I'm building an outdoor enclosure so that my cat can wander from in to out SAFELY without outside dangers, and I'm working on a new cat tree for my main floor(currently only have one large one upstairs) as well as shelves for more vertical space. Would love to see what others have made.


----------



## spirite (Jul 31, 2012)

Well not me - I'm hopeless with tools, and straight lines - but there are several members who've built their own shelters, enclosures, shelves...builder has a spectacular outdoor enclosure, Greenport Ferals and deanna (I can't remember - there's more to her name) have built amazing shelters, to name just the most recent that come to mind. I know several people have done cool shelves on walls as well. If the threads/pics aren't in this forum, then check in Meet My Kitty. deanna's is in the Feral Cats forum.


----------



## bluemilk (Oct 3, 2005)

Sounds neat!
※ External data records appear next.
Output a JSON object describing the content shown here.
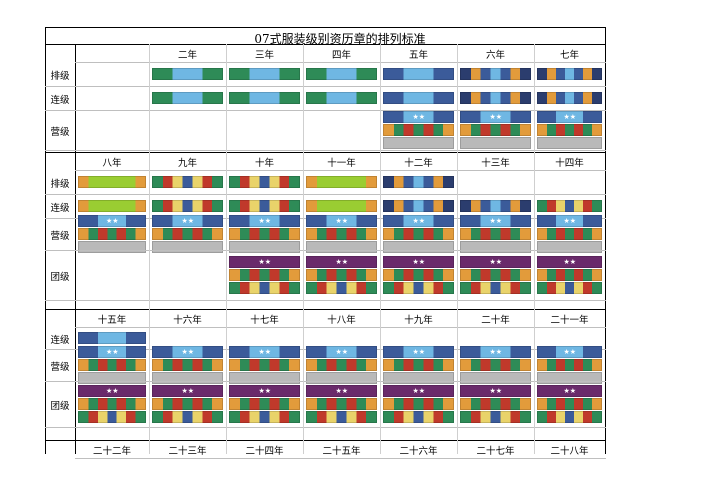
{
  "title": "07式服装级别资历章的排列标准",
  "sections": [
    {
      "years": [
        "",
        "二年",
        "三年",
        "四年",
        "五年",
        "六年",
        "七年"
      ],
      "rows": [
        {
          "label": "排级",
          "cells": [
            "",
            "A",
            "A",
            "A",
            "B",
            "C",
            "D"
          ]
        },
        {
          "label": "连级",
          "cells": [
            "",
            "A",
            "A",
            "A",
            "B",
            "C",
            "D"
          ]
        },
        {
          "label": "营级",
          "cells": [
            "",
            "",
            "",
            "",
            "E",
            "E",
            "E"
          ]
        }
      ]
    },
    {
      "years": [
        "八年",
        "九年",
        "十年",
        "十一年",
        "十二年",
        "十三年",
        "十四年"
      ],
      "rows": [
        {
          "label": "排级",
          "cells": [
            "F",
            "G",
            "H",
            "F",
            "I",
            "",
            ""
          ]
        },
        {
          "label": "连级",
          "cells": [
            "F",
            "G",
            "H",
            "F",
            "I",
            "C",
            "G"
          ]
        },
        {
          "label": "营级",
          "cells": [
            "E",
            "E",
            "E",
            "E",
            "E",
            "E",
            "E"
          ]
        },
        {
          "label": "团级",
          "cells": [
            "",
            "",
            "J",
            "J",
            "J",
            "J",
            "J"
          ]
        }
      ]
    },
    {
      "years": [
        "十五年",
        "十六年",
        "十七年",
        "十八年",
        "十九年",
        "二十年",
        "二十一年"
      ],
      "rows": [
        {
          "label": "连级",
          "cells": [
            "B",
            "",
            "",
            "",
            "",
            "",
            ""
          ]
        },
        {
          "label": "营级",
          "cells": [
            "E",
            "E",
            "E",
            "E",
            "E",
            "E",
            "E"
          ]
        },
        {
          "label": "团级",
          "cells": [
            "J",
            "J",
            "J",
            "J",
            "J",
            "J",
            "J"
          ]
        }
      ]
    },
    {
      "years": [
        "二十二年",
        "二十三年",
        "二十四年",
        "二十五年",
        "二十六年",
        "二十七年",
        "二十八年"
      ],
      "rows": []
    }
  ],
  "colors": {
    "green": "#2e8b57",
    "lime": "#9acd32",
    "blue": "#3b5b9a",
    "sky": "#6fb7e3",
    "red": "#c0392b",
    "orange": "#e29b3b",
    "yellow": "#e9d36a",
    "purple": "#6a2a6b",
    "gray": "#b9b9b9",
    "navy": "#2b3d6e"
  }
}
What kind of enclosure are you building?


----------



## tezster (Jun 4, 2013)

In the Google custom search bar at the top of the catforum page, do a search for "cat shelves" and "catio" - you'll get a bunch of results of what forum members have done.


----------



## Chirrup (Oct 7, 2014)

I would love to do this for Locke and Auri but we're living in a rented flat just now so no-can-do. Once we manage to get our own house, we're planning on building runs from room to room through the walls and basically making our house a "cat house."


----------



## ThreeCatzGirl (Jan 16, 2009)

*Cat Tree Parts*

I have this in my bedroom for the kitties. 

B2501 Parts - Armarkat Online Store

My guys have done a good job on *item S *The rope is coming off. So I tied a cardboard scratcher post over the pole for the cats to use instead. Even that is falling apart. 

The pole itself costs $21.00.

I was wondering if it would be easier to buy the rope and just wrap it around and over the pole. But how would I get it to stay in place? monkey glue? I would think a staple gun wouldn't be to safe. maybe I should just spend the money on the new pole?

what do you guys think I should do.


----------



## 10cats2dogs (Jun 16, 2013)

ThreeCatz, 
There's a running thread right now about someone who just built their cats a Cat Condo, Cat Castle! Check it out for some information! 
Sharon


----------



## ThreeCatzGirl (Jan 16, 2009)

looks like my new thread got added to this thread. hmmmm...


----------